Date: 6 February 2006
The company's announcement that it will build a glass-finishing plant in China is a tentative step into a market that is both promising and frustrating.It is promising simply because the rapid growth of China's economy will make the devices in which Corning's glass is used - computers and flat-panel televisions - more attractive and more affordable to the country's 1.3 billion people.It is frustrating because China is a difficult and confusing business environment in which to operate - one in which a massive government bureaucracy controls nearly every aspect of commerce.It is also difficult because the Chinese are some of world's best knockoff artists, as Corning Inc. discovered when fake Corning optical fiber turned up there.
Corning's announcement came less than a month after the company's robust denials that it had made any decision about locating a liquid crystal display glass facility in China. Those denials were prompted by comments from the company's spokeswoman in China, Lydia Lu, who spilled the beans to a Shanghai newspaper early in January.
The only problem with the early disclosure was that Corning's board of directors had not yet signed off on the deal. That hurdle was cleared last week when the directors met in New York.
The Twin Tiers' largest employer had little choice about taking staking out its claim on the liquid crystal display glass market in China. Little choice, that is, if it wants to remain the world's dominant producer.

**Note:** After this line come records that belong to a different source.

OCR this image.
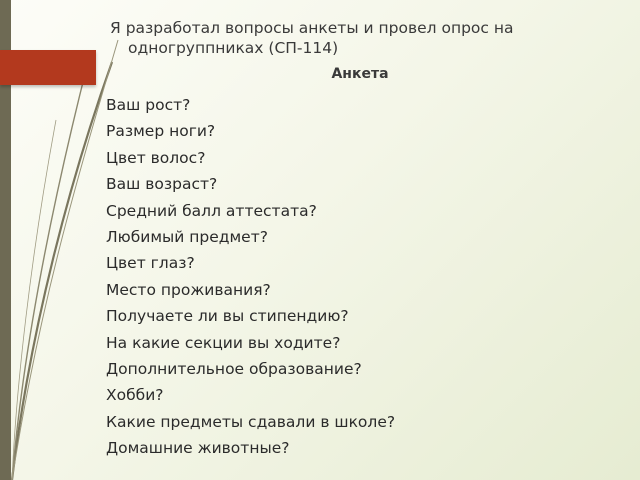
Я разработал вопросы анкеты и провел опрос на одногруппниках (СП-114)
Анкета
Ваш рост?
Размер ноги?
Цвет волос?
Ваш возраст?
Средний балл аттестата?
Любимый предмет?
Цвет глаз?
Место проживания?
Получаете ли вы стипендию?
На какие секции вы ходите?
Дополнительное образование?
Хобби?
Какие предметы сдавали в школе?
Домашние животные?
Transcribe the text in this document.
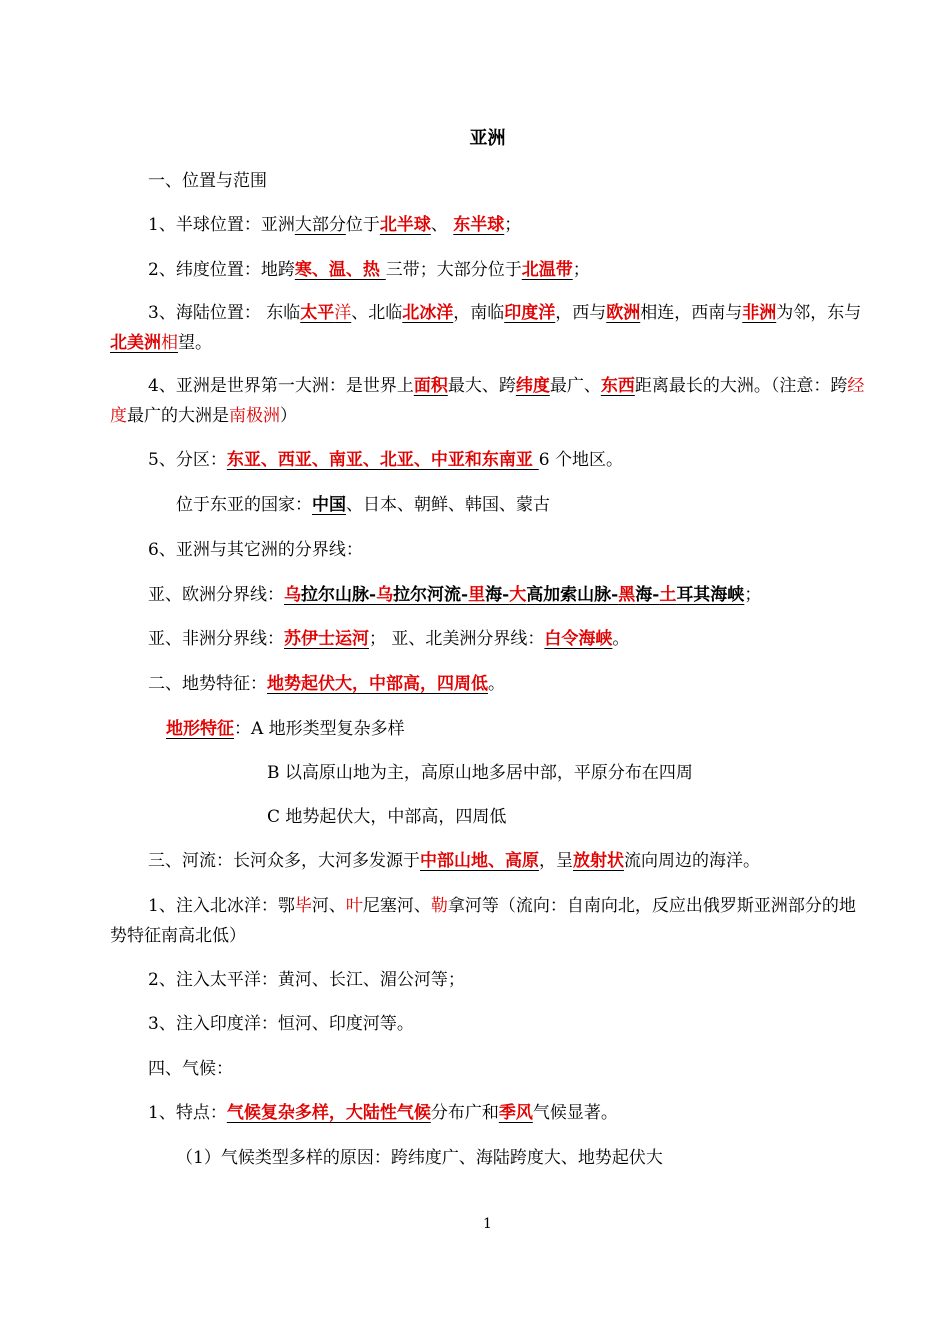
亚洲
一、位置与范围
1、半球位置：亚洲大部分位于北半球、 东半球；
2、纬度位置：地跨寒、温、热 三带；大部分位于北温带；
3、海陆位置： 东临太平洋、北临北冰洋，南临印度洋，西与欧洲相连，西南与非洲为邻，东与北美洲相望。
4、亚洲是世界第一大洲：是世界上面积最大、跨纬度最广、东西距离最长的大洲。（注意：跨经度最广的大洲是南极洲）
5、分区：东亚、西亚、南亚、北亚、中亚和东南亚 6 个地区。
位于东亚的国家：中国、日本、朝鲜、韩国、蒙古
6、亚洲与其它洲的分界线：
亚、欧洲分界线：乌拉尔山脉-乌拉尔河流-里海-大高加索山脉-黑海-土耳其海峡；
亚、非洲分界线：苏伊士运河； 亚、北美洲分界线：白令海峡。
二、地势特征：地势起伏大，中部高，四周低。
地形特征：A 地形类型复杂多样
B 以高原山地为主，高原山地多居中部，平原分布在四周
C 地势起伏大，中部高，四周低
三、河流：长河众多，大河多发源于中部山地、高原，呈放射状流向周边的海洋。
1、注入北冰洋：鄂毕河、叶尼塞河、勒拿河等（流向：自南向北，反应出俄罗斯亚洲部分的地势特征南高北低）
2、注入太平洋：黄河、长江、湄公河等；
3、注入印度洋：恒河、印度河等。
四、气候：
1、特点：气候复杂多样，大陆性气候分布广和季风气候显著。
（1）气候类型多样的原因：跨纬度广、海陆跨度大、地势起伏大
1
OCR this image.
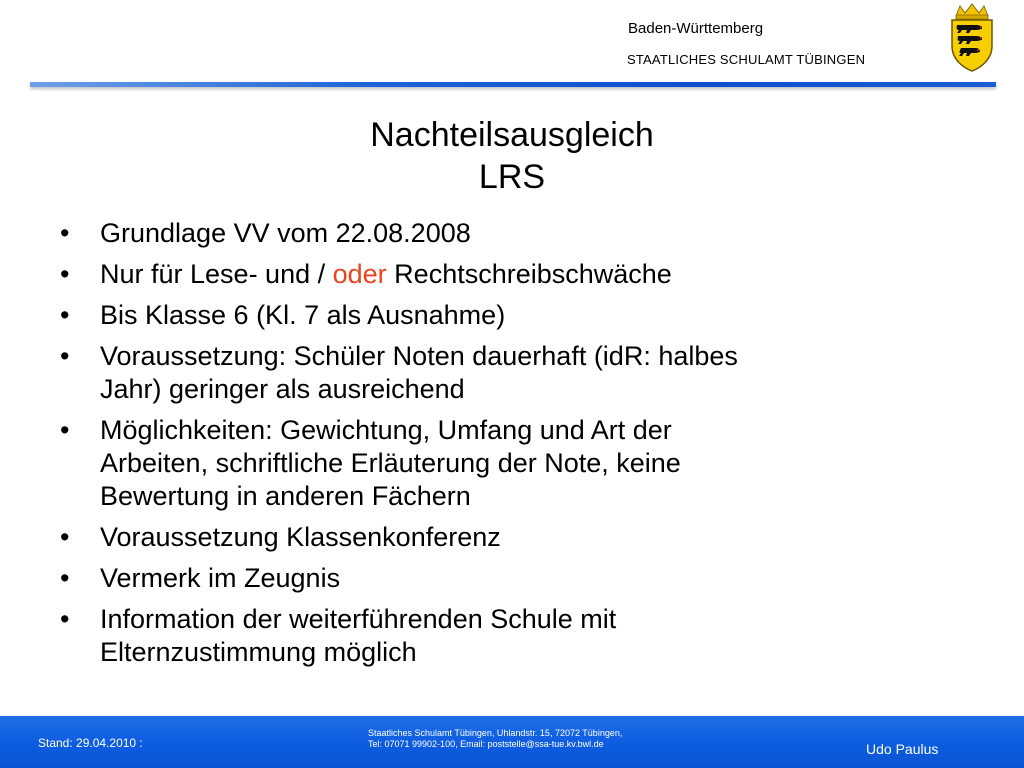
Baden-Württemberg
STAATLICHES SCHULAMT TÜBINGEN
Nachteilsausgleich
LRS
• Grundlage VV vom 22.08.2008
• Nur für Lese- und / oder Rechtschreibschwäche
• Bis Klasse 6 (Kl. 7 als Ausnahme)
• Voraussetzung: Schüler Noten dauerhaft (idR: halbes
Jahr) geringer als ausreichend
• Möglichkeiten: Gewichtung, Umfang und Art der
Arbeiten, schriftliche Erläuterung der Note, keine
Bewertung in anderen Fächern
• Voraussetzung Klassenkonferenz
• Vermerk im Zeugnis
• Information der weiterführenden Schule mit
Elternzustimmung möglich
Stand: 29.04.2010 :
Staatliches Schulamt Tübingen, Uhlandstr. 15, 72072 Tübingen,
Tel: 07071 99902-100, Email: poststelle@ssa-tue.kv.bwl.de	Udo Paulus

But it was somewhat surprising that the company chose only to build a finishing facility there rather than to take the more aggressive step of locating glass-melting and manufacturing on the Chinese mainland.
Corning hasn't said where its new Chinese plant will be. But the likely locations - mentioned by Lu last month - are in the Yangtze River Delta or in North China. That's where the factories of China's two major manufacturers of liquid crystal displays are located.
Corning Inc. didn't say how much the new Chinese facility will cost. Lu told the Shanghai paper it will be more than $1 billion. Corning said it didn't know where that figure came from.
Regardless of the cost or the location, the move makes Corning the first producer of liquid crystal display glass to put a stake in the ground in China. That's a good first step toward protecting its estimated global share of 50 to 60 percent of the expanding market for the specialty glass.